Ceng Ceng hanya mengangguk karena untuk membunuh musuh besar itu, tentu saja dia tidak dapat
membantah.
“Hayo ikut dengan aku!” Tek Hoat cepat merobohkan dua orang sambil meloncat, diikuti oleh Ceng Ceng
yang juga membuka jalan sambil merobohkan anak buah Tambolon.
Mereka mencari-cari dan akhirnya mereka dapat melihat Tambolon sedang mengamuk, dikeroyok oleh
Panglima Jayin dan beberapa orang perwira Bhutan, akan tetapi mereka ini terdesak hebat oleh Tambolon
yang mengamuk dengan kemarahan meluap-luap karena gurunya telah dilarikan oleh Kakek See-thian
Hoat-su dan pasukannya telah kocar-kacir. Raja liar itu kini menggunakan senjata golok gagang panjang
dan sepak-terjangnya dahsyat sekali.
“Ciangkun, minggirlah, biar kami berdua yang akan menghadapinya!” Tek Hoat berseru.

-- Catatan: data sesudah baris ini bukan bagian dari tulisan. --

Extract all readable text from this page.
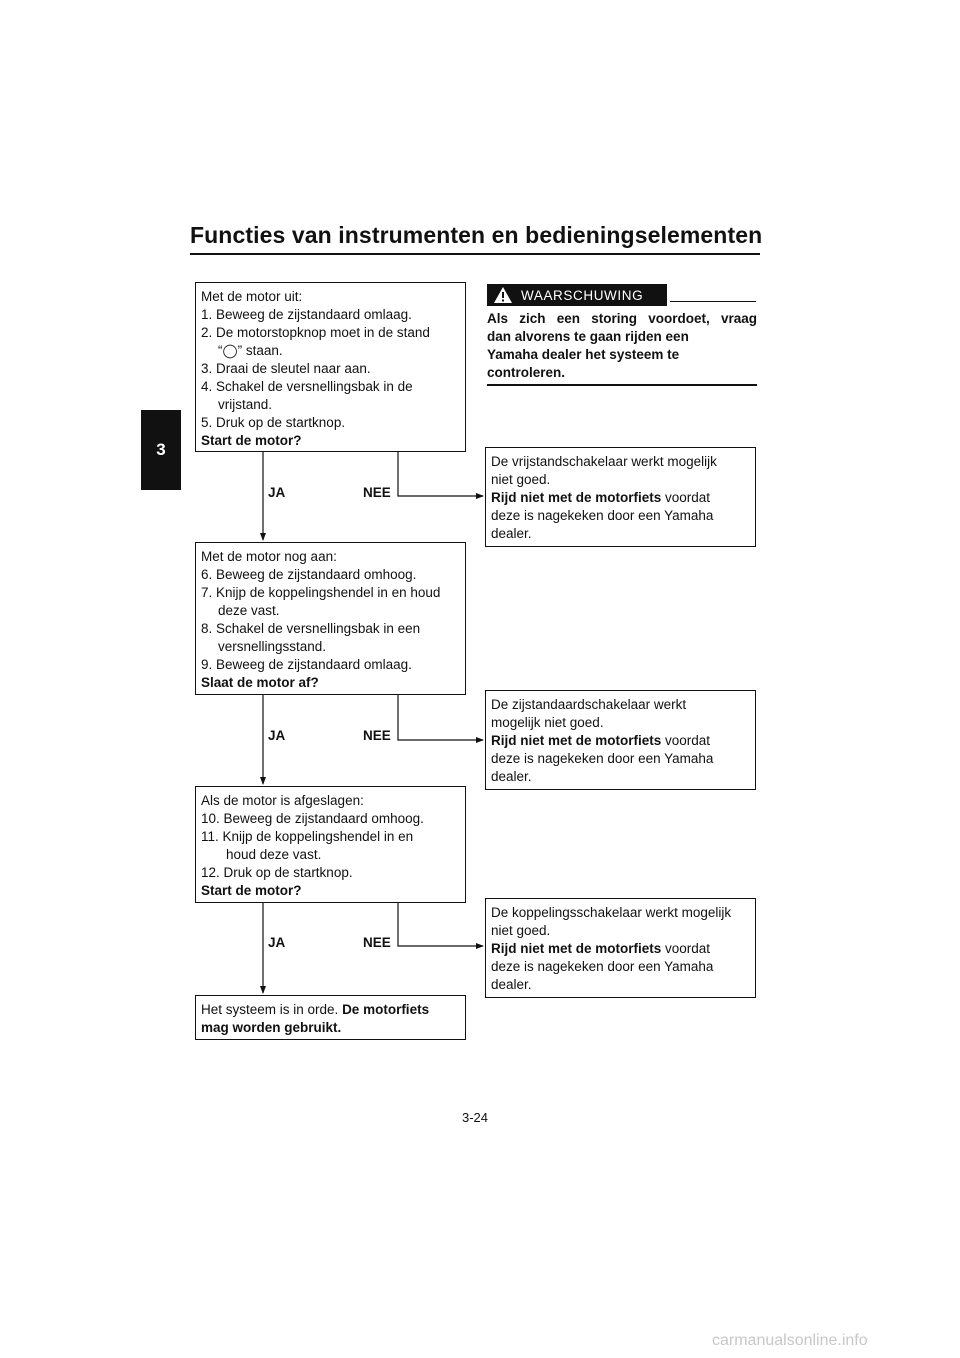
Functies van instrumenten en bedieningselementen
3
Met de motor uit:
1. Beweeg de zijstandaard omlaag.
2. De motorstopknop moet in de stand
“◯” staan.
3. Draai de sleutel naar aan.
4. Schakel de versnellingsbak in de
vrijstand.
5. Druk op de startknop.
Start de motor?
JA	NEE
De vrijstandschakelaar werkt mogelijk
niet goed.
Rijd niet met de motorfiets voordat
deze is nagekeken door een Yamaha
dealer.
Met de motor nog aan:
6. Beweeg de zijstandaard omhoog.
7. Knijp de koppelingshendel in en houd
deze vast.
8. Schakel de versnellingsbak in een
versnellingsstand.
9. Beweeg de zijstandaard omlaag.
Slaat de motor af?
JA	NEE
De zijstandaardschakelaar werkt
mogelijk niet goed.
Rijd niet met de motorfiets voordat
deze is nagekeken door een Yamaha
dealer.
Als de motor is afgeslagen:
10. Beweeg de zijstandaard omhoog.
11. Knijp de koppelingshendel in en
houd deze vast.
12. Druk op de startknop.
Start de motor?
JA	NEE
De koppelingsschakelaar werkt mogelijk
niet goed.
Rijd niet met de motorfiets voordat
deze is nagekeken door een Yamaha
dealer.
Het systeem is in orde. De motorfiets
mag worden gebruikt.
WAARSCHUWING
Als zich een storing voordoet, vraag
dan alvorens te gaan rijden een
Yamaha dealer het systeem te
controleren.
3-24
carmanualsonline.info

dunia-kangouw.blogspot.com
Melihat pemuda ini, Panglima Jayin menjadi girang dan langsung memerintahkan para pembantunya untuk
mundur. Akan tetapi dia melihat Ceng Ceng dan dengan girang sekali dia berseru, “Sumoi...!”
Seperti kita ketahui, Panglima Jayin ini adalah murid dari mendiang kakek Lu Kiong dan sejak dahulu dia
memanggil Ceng Ceng sumoi.
“Suheng, biarlah aku menghadapi raja liar itu.” Ceng Ceng berkata sambil melompat ke depan.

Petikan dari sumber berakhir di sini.